From Starbucks to the White House?

Starbucks CEO Howard Schultz is thought to be considering a presidential bid, and I think I speak for tens of millions of coffee drinkers when I say: Someone needs to get this man a venti decaf.

Let’s take a beat, Mr. Schultz, and think this through.

You don’t even have to order anything, unless you’re hungry: Everyone in this restaurant has completed the sensitivity module. Nobody is going to call the cops if you just want to sit there (even if you are sounding a little crazy right now).

Before we talk about your political aspirations, though, I’d like to give you the props your entrepreneurial record deserves: Your 27,000-outlet empire is a magnificent achievement, and you’ve leveraged it to do a lot of good in the world.

Plus you make a swell cup of joe, or at least a consistent one. Politicians who insist they prefer Dunkin’ Donuts coffee are mostly feigning solidarity with constituents who would sooner buy a gold-plated Prius than plunk down $5 for a non-alcoholic beverage.

And you may even be right in surmising that at least some of the skills that have made you a successful captain of industry would be useful in the Oval Office. Lots of former CEOs have made that transition: There’s Herbert Hoover and Donald Trump, just to name—well, all of them.

So it’s not as though the bar is, you know, super-high.

But in my 40 years as a journalist covering corporate CEOs and elected leaders, I’m mostly struck by how different those jobs are, and how rarely the skill set required to excel in the former translates to success in the latter.

It’s not that business people are uniquely unsuited to the cat-herding scutwork of democratic governance. It’s that most people are, including many who have achieved great things in other spheres.

My college friends and acquaintances, for instance, are an unusually accomplished lot. Some of them became entrepreneurs as brilliant as you are. Others have distinguished themselves as scientists, lawyers, engineers and artists. Two of them sit on the U.S. Supreme Court.

But I’m not sure I’d choose any of them to be president, for the same reason I’d pick someone else to repair the loose masonry on my front walk. I’d put a premium on finding someone who has repaired sidewalks before, ideally many times, and with a high rate of success.

That’s what too few people get about politics, Mr. Schultz: It’s a skill, and mostly one the most accomplished politicians have acquired through experience.

Are there exceptions? Of course. A rare few are born leaders who can marshal people and resources to achieve an objective as instinctively as Mozart wrote piano sonatas. But that is not the norm. (Mozart, by the way, would have been a disastrous president.)

I hope you’ve noticed that I haven’t said a word yet about your political values or objectives. That’s not because those don’t matter, any more than flying to Grand Rapids is no different than flying to Madagascar. And from what little I know about your politics, I suspect they’re reasonably compatible with mine.

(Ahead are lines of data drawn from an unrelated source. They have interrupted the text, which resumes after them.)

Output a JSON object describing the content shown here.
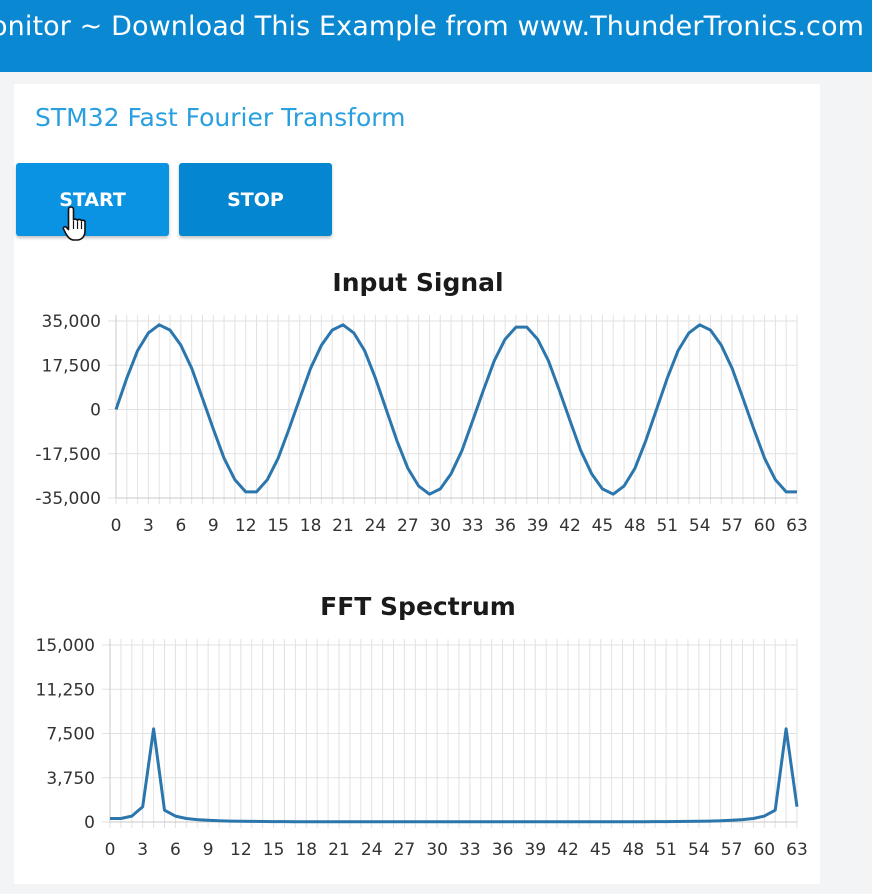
{
  "banner": {
    "text": "Monitor ~ Download This Example from www.ThunderTronics.com"
  },
  "app": {
    "title": "STM32 Fast Fourier Transform"
  },
  "controls": {
    "start_label": "START",
    "stop_label": "STOP"
  },
  "colors": {
    "banner": "#0a88d1",
    "title": "#2a9fe0",
    "button": "#0a93e3",
    "series": "#2b76ad"
  },
  "chart_data": [
    {
      "type": "line",
      "title": "Input Signal",
      "xlabel": "",
      "ylabel": "",
      "ylim": [
        -35000,
        35000
      ],
      "yticks": [
        35000,
        17500,
        0,
        -17500,
        -35000
      ],
      "ytick_labels": [
        "35,000",
        "17,500",
        "0",
        "-17,500",
        "-35,000"
      ],
      "xticks": [
        0,
        3,
        6,
        9,
        12,
        15,
        18,
        21,
        24,
        27,
        30,
        33,
        36,
        39,
        42,
        45,
        48,
        51,
        54,
        57,
        60,
        63
      ],
      "xtick_labels": [
        "0",
        "3",
        "6",
        "9",
        "12",
        "15",
        "18",
        "21",
        "24",
        "27",
        "30",
        "33",
        "36",
        "39",
        "42",
        "45",
        "48",
        "51",
        "54",
        "57",
        "60",
        "63"
      ],
      "grid": true,
      "x": [
        0,
        1,
        2,
        3,
        4,
        5,
        6,
        7,
        8,
        9,
        10,
        11,
        12,
        13,
        14,
        15,
        16,
        17,
        18,
        19,
        20,
        21,
        22,
        23,
        24,
        25,
        26,
        27,
        28,
        29,
        30,
        31,
        32,
        33,
        34,
        35,
        36,
        37,
        38,
        39,
        40,
        41,
        42,
        43,
        44,
        45,
        46,
        47,
        48,
        49,
        50,
        51,
        52,
        53,
        54,
        55,
        56,
        57,
        58,
        59,
        60,
        61,
        62,
        63
      ],
      "series": [
        {
          "values": [
            0,
            12400,
            23300,
            30300,
            33500,
            31400,
            25400,
            16300,
            4400,
            -7700,
            -19300,
            -27800,
            -32600,
            -32600,
            -27800,
            -19300,
            -7700,
            4400,
            16300,
            25400,
            31400,
            33500,
            30300,
            23300,
            12400,
            0,
            -12400,
            -23300,
            -30300,
            -33500,
            -31400,
            -25400,
            -16300,
            -4400,
            7700,
            19300,
            27800,
            32600,
            32600,
            27800,
            19300,
            7700,
            -4400,
            -16300,
            -25400,
            -31400,
            -33500,
            -30300,
            -23300,
            -12400,
            0,
            12400,
            23300,
            30300,
            33500,
            31400,
            25400,
            16300,
            4400,
            -7700,
            -19300,
            -27800,
            -32600,
            -32600
          ]
        }
      ]
    },
    {
      "type": "line",
      "title": "FFT Spectrum",
      "xlabel": "",
      "ylabel": "",
      "ylim": [
        0,
        15000
      ],
      "yticks": [
        15000,
        11250,
        7500,
        3750,
        0
      ],
      "ytick_labels": [
        "15,000",
        "11,250",
        "7,500",
        "3,750",
        "0"
      ],
      "xticks": [
        0,
        3,
        6,
        9,
        12,
        15,
        18,
        21,
        24,
        27,
        30,
        33,
        36,
        39,
        42,
        45,
        48,
        51,
        54,
        57,
        60,
        63
      ],
      "xtick_labels": [
        "0",
        "3",
        "6",
        "9",
        "12",
        "15",
        "18",
        "21",
        "24",
        "27",
        "30",
        "33",
        "36",
        "39",
        "42",
        "45",
        "48",
        "51",
        "54",
        "57",
        "60",
        "63"
      ],
      "grid": true,
      "x": [
        0,
        1,
        2,
        3,
        4,
        5,
        6,
        7,
        8,
        9,
        10,
        11,
        12,
        13,
        14,
        15,
        16,
        17,
        18,
        19,
        20,
        21,
        22,
        23,
        24,
        25,
        26,
        27,
        28,
        29,
        30,
        31,
        32,
        33,
        34,
        35,
        36,
        37,
        38,
        39,
        40,
        41,
        42,
        43,
        44,
        45,
        46,
        47,
        48,
        49,
        50,
        51,
        52,
        53,
        54,
        55,
        56,
        57,
        58,
        59,
        60,
        61,
        62,
        63
      ],
      "series": [
        {
          "values": [
            300,
            300,
            500,
            1300,
            7900,
            1000,
            500,
            300,
            200,
            150,
            100,
            80,
            60,
            50,
            40,
            30,
            30,
            20,
            20,
            20,
            20,
            20,
            20,
            20,
            20,
            20,
            20,
            20,
            20,
            20,
            20,
            20,
            20,
            20,
            20,
            20,
            20,
            20,
            20,
            20,
            20,
            20,
            20,
            20,
            20,
            20,
            20,
            20,
            20,
            20,
            30,
            30,
            40,
            50,
            60,
            80,
            100,
            150,
            200,
            300,
            500,
            1000,
            7900,
            1300
          ]
        }
      ]
    }
  ]
}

But before I buy a plane ticket to any destination, I require some assurances that the pilot flying me there knows his way around a cockpit. That’s why seasoned politicians like Detroit Mayor Mike Duggan or former Michigan Gov. John Engler are usually a better choice for any political mission than the bright orthopedic surgeon or baseball coach whose ideological views are an exact replica of my own.

That said, Mr. Schultz, there is one skill every accomplished leader I’ve met in any sphere has shares: an ability to identify and exploit smart people who have specialized knowledge the leader lacks. And even without having done a deep dive into your own career, I’m confident that’s a talent you have in spades. You couldn’t have built Starbucks into a global empire without it.

So my advice to you, if you’re interested in channeling your talents for the greater political good, is to exploit that talent: Find a professional politician who’s spent his life developing his own expertise as diligently as you’ve spent your life developing yours, and make yourself as useful to him or her as Alexander Hamilton was to George Washington.

If you can’t live with being an actor in a supporting role, then start somewhere you can be more confident of making a difference. Before you leap to the conclusion that what you’ve learned as a corporate CEO makes you qualified to be the leader of the free world, see if it makes you a good school board president, a good mayor, or a good governor.

If you can boost reading scores, reduce opioid deaths, or marshal the infrastructure investments the country needs to sustain itself in the next decade, maybe I’ll champion your presidential candidacy one day.

In the meantime, I’d like a grande Pike Place, with room. Nobody makes those better than your guys.

Brian Dickerson is editorial page editor of the Detroit Free Press.